I started getting annoyed with past conversations in which people gave me their advice on things like relationships and my brother and life. I started wondering what the hell do they know anyway? They have no idea. Who are they to tell me that my family must be special and that’s why God gave us an autistic child? Who are they to tell me that I should go pick up my brother from school when I get off work so that he doesn’t have to take the bus because that’s just being a “good sister?”
I started getting pissed off at people who comment about my life choices. People who say I’m too picky and that’s why I’m still single. Friends who tell me I’m not making myself available or that I should/shouldn’t be dating so and so because (fill in various reasons here). Guys who say things that hurt me even though they probably have no idea they are.
I started feeling sorry for myself. I started feeling alone. I started wondering if I had any friends at all because at that moment, I didn’t feel like I could call anyone or talk to anyone. Nobody would understand anyway, and they’d just get annoyed at me for complaining.
And finally, I thought about how I didn’t have anyone to go to the movies with. (Which was a ridiculous thought since earlier that day, before “The Tantrum that Ended it All,” I had been willing to watch a movie alone while the rest of my family saw a different one).
But don’t ever try to talk sense to me when I’m in a mood, or I will claw your eyes out like a cat being forced to take a bath.
So at the end of this thought process, I went to bed early.
I’d like to say I woke this morning feeling refreshed and revived and ready to take on the world once more. But no, I had a sore throat, and I was freezing, and it was 4:30 am, and I had freaking work.
And I was picking at frozen black bean puree, trying to make a product sample, just as in real life, I felt like I was chiseling at the frozen heart of someone who could never like me enough no matter how hard I tried.
Like any other sensible person with an addiction to social media, I posted something on Facebook about how horrible I felt. Right away, friends showed their concern.
But what really cheered me up was when my friend who is pregnant with her first child emailed me her daughter’s name. It cheered me up for two reasons. One, I realized the future world won’t be composed of ALL spoiled brats because there will be parents who will teach and discipline their kids to do what IS right and to have manners.
And two, the name of this baby girl is also a shortened version of a name I chose to name one of my characters and my darling kitten as well. It’s a name that means “Dawn.” A name that makes me remember the sunshine. And hope.
My mom tells my brother that he needs to learn to let it go. Yes, just like the Frozen song. Let the crappy thoughts go. Stop dwelling on poison.
Guess I should do the same.
In the words of Philippians 4:8, “Whatever is true, whatever is noble, whatever is right, whatever is pure, whatever is lovely, whatever is admirable—if anything is excellent or praiseworthy—think about such things.”
Yes, I know there will inevitably be times when I’ll have to go to the movies alone, but it won’t be all the time.
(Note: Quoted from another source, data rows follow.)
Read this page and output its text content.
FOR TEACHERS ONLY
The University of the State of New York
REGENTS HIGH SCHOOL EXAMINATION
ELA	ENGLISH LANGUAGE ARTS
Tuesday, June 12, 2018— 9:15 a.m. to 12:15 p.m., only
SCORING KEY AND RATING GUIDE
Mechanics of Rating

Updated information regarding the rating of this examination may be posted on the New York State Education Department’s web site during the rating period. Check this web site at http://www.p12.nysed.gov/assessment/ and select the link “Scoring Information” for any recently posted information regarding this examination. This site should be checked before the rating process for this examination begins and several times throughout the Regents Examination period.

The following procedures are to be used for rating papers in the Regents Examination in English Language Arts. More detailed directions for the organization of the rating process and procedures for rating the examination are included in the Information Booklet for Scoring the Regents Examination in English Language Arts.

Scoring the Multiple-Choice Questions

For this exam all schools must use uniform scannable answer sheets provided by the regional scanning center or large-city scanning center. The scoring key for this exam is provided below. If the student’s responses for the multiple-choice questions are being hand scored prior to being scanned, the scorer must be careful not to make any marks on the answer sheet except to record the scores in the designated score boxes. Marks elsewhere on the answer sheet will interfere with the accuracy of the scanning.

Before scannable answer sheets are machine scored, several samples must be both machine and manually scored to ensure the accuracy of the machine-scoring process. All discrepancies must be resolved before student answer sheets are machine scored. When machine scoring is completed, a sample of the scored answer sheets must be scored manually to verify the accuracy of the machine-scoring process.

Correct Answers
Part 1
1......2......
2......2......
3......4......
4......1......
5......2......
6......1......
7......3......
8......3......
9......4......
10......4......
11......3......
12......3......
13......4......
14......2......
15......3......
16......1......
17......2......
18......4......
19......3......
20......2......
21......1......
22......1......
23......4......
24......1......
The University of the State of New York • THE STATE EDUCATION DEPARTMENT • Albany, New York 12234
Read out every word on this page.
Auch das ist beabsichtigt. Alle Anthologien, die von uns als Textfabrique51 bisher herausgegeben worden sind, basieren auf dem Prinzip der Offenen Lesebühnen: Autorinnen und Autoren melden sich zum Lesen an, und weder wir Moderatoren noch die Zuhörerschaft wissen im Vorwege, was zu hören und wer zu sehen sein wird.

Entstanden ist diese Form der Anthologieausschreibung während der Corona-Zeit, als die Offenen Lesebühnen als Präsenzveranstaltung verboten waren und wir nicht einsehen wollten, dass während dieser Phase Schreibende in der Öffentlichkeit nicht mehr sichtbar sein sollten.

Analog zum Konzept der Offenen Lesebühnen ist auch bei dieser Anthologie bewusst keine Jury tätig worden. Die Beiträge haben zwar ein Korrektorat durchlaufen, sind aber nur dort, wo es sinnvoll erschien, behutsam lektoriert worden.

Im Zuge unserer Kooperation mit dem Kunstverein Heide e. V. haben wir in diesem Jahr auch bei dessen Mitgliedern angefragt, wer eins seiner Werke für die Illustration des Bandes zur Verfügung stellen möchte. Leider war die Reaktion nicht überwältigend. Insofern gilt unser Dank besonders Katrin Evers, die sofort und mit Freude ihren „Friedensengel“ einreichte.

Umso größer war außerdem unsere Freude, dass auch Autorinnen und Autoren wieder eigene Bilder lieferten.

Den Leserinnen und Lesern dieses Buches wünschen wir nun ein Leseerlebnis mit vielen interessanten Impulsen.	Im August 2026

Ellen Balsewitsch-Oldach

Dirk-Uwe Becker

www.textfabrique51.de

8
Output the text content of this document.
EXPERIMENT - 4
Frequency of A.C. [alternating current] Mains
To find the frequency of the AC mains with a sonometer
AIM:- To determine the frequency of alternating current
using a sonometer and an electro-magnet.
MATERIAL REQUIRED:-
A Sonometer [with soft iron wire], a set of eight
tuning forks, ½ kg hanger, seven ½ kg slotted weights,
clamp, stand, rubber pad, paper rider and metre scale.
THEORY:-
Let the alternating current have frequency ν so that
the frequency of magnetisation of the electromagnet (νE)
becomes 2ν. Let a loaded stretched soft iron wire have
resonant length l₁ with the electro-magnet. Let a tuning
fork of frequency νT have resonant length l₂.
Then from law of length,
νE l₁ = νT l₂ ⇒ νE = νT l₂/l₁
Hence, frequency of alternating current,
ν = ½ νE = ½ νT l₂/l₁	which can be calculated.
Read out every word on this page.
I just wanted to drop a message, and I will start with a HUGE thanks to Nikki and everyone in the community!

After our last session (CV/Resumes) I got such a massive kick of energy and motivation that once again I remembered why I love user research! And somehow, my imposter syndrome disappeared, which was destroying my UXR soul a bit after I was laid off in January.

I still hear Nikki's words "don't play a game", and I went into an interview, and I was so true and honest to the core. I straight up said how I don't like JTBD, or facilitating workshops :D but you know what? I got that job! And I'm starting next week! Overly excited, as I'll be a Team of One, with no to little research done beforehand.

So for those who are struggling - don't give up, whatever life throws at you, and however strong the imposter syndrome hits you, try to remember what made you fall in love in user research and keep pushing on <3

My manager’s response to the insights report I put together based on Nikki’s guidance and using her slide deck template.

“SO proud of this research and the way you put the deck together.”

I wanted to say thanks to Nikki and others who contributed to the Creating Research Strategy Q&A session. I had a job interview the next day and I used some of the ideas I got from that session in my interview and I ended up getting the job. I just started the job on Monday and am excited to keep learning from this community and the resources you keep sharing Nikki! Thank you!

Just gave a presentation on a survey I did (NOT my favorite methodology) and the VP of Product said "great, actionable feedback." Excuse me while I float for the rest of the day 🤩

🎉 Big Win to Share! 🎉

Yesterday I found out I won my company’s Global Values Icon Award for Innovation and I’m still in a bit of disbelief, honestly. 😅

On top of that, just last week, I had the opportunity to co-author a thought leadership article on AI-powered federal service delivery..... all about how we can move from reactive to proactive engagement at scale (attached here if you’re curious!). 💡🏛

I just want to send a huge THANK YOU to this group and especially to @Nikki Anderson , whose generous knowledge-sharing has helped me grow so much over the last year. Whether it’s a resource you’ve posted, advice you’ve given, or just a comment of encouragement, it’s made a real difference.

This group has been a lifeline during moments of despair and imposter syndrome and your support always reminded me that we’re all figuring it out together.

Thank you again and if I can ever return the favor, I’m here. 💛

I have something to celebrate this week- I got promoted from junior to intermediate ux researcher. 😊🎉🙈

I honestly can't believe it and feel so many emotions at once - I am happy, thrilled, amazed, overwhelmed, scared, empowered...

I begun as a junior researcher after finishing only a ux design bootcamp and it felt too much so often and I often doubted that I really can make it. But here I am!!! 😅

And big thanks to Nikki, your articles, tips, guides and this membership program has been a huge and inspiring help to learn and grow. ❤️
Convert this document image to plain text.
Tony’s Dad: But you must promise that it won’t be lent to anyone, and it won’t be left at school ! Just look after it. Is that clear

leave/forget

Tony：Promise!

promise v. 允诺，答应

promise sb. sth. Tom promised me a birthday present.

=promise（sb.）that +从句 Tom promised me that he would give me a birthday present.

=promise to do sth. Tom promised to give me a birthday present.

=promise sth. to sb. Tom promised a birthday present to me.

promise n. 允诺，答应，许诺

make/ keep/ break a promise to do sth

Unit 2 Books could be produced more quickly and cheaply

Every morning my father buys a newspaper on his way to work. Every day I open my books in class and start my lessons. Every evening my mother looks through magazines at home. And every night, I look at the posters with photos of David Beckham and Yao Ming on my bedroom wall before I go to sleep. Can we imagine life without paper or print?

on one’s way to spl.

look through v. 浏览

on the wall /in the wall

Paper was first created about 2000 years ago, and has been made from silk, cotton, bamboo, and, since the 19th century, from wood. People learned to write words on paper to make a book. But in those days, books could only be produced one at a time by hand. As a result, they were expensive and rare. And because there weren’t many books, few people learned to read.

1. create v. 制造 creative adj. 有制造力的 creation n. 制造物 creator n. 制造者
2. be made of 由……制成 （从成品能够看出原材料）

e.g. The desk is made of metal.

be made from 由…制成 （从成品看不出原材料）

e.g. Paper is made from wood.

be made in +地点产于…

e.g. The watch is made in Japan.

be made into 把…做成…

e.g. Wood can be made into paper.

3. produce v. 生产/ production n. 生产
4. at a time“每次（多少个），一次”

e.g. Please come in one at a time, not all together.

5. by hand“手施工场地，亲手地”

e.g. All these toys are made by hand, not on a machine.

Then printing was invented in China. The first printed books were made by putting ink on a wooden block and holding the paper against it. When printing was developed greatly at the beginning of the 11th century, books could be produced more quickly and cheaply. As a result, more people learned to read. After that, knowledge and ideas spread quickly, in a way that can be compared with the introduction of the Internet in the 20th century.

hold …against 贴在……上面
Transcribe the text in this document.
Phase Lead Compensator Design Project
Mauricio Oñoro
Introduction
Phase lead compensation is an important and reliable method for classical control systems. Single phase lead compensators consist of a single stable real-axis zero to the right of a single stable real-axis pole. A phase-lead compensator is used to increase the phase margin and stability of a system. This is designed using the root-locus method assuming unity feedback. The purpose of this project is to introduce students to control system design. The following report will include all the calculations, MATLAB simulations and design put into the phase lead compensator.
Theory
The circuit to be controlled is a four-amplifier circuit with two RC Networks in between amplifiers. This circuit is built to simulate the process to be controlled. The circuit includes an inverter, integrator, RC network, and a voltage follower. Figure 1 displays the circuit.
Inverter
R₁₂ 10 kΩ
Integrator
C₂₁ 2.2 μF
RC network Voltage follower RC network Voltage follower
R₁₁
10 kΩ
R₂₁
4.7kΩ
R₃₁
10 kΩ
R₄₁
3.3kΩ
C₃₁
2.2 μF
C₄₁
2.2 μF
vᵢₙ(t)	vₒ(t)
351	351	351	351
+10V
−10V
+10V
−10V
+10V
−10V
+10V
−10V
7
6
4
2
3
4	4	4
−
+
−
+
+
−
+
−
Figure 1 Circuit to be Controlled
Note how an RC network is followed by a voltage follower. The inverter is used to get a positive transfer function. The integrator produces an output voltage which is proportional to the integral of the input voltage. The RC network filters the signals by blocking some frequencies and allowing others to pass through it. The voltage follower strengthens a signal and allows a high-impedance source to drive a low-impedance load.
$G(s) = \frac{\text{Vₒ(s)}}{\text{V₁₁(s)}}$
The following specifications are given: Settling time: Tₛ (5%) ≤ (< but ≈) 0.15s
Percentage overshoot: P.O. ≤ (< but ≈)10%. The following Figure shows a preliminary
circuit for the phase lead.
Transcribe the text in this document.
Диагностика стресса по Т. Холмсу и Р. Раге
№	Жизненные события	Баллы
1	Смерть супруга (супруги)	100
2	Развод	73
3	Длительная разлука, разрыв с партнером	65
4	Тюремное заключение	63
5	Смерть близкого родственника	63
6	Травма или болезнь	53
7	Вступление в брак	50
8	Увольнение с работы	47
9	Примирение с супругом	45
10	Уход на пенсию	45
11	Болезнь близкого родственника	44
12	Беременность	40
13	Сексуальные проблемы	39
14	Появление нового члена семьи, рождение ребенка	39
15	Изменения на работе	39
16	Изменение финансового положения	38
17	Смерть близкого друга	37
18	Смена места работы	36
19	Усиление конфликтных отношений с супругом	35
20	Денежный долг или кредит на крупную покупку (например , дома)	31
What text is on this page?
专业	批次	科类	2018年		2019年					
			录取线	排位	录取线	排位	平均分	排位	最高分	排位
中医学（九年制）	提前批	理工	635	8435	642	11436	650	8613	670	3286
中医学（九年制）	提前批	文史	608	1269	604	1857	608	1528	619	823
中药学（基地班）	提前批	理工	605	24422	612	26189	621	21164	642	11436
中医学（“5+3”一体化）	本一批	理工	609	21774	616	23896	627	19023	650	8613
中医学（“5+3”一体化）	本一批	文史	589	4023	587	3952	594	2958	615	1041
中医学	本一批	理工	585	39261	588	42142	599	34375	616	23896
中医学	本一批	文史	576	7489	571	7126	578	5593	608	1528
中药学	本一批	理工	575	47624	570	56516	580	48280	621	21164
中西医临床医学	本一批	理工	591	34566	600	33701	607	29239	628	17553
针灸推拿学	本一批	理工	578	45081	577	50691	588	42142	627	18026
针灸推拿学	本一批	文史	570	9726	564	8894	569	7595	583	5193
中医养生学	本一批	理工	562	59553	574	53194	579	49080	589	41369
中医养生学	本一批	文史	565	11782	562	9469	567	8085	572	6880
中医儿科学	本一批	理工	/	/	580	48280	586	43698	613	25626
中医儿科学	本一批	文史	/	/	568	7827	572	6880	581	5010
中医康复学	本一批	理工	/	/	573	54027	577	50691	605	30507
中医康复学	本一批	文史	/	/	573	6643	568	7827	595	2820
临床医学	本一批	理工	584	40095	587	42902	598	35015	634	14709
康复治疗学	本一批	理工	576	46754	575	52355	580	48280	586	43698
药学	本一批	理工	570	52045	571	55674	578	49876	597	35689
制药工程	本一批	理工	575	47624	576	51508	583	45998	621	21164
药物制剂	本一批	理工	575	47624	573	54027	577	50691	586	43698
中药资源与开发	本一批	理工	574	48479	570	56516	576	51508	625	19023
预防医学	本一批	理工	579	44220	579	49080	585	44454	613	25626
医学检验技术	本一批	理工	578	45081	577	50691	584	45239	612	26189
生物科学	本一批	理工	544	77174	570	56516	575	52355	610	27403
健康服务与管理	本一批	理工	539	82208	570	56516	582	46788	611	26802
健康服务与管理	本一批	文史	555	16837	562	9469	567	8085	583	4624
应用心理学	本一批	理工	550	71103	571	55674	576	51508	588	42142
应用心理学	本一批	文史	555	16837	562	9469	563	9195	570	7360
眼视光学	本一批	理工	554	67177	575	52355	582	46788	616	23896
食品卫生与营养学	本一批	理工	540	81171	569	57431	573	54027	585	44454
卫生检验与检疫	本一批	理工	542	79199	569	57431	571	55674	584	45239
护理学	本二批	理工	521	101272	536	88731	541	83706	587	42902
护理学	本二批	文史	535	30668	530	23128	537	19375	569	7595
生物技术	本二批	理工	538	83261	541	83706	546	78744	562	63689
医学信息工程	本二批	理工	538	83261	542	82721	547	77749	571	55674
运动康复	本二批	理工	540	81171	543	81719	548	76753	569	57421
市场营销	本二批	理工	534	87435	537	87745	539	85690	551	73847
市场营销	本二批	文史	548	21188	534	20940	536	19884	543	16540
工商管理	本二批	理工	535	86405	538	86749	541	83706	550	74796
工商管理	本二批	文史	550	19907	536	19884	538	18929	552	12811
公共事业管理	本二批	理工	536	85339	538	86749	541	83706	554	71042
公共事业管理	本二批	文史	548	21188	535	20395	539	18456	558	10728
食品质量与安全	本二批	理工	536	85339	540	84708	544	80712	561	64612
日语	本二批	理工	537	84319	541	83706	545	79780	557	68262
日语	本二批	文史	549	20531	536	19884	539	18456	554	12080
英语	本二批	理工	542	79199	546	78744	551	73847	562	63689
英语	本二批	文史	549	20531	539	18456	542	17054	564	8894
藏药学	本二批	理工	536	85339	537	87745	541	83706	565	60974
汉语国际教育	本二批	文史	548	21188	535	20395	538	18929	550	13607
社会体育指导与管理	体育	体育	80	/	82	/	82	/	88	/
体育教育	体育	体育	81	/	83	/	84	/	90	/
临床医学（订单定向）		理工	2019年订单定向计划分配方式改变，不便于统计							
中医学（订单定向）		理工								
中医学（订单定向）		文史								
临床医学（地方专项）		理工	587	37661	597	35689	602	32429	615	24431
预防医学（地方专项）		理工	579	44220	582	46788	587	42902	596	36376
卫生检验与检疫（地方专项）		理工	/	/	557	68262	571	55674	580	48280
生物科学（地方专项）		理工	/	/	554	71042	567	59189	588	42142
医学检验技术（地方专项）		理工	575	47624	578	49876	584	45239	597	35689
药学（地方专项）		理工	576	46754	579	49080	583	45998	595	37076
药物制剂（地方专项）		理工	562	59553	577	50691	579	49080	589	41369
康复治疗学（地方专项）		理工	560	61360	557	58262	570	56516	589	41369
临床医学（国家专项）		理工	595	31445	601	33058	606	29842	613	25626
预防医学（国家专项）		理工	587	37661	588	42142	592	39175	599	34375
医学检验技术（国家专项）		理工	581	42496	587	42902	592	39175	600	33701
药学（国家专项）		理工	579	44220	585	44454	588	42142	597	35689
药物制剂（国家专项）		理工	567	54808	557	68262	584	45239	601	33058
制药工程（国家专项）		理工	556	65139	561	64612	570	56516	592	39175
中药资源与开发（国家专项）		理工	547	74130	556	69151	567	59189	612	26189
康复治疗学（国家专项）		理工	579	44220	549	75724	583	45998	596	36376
Most of the time, I will have friends and family to go with me. Even when I don’t, I won’t truly be alone because God will never leave nor forsake me.
There will always be those people who say offensive things (even if well-meaning), people who will never understand nor choose to try to understand how it feels to have an autistic loved one.
But there will always be the people who WILL try to understand. And those are the people who matter.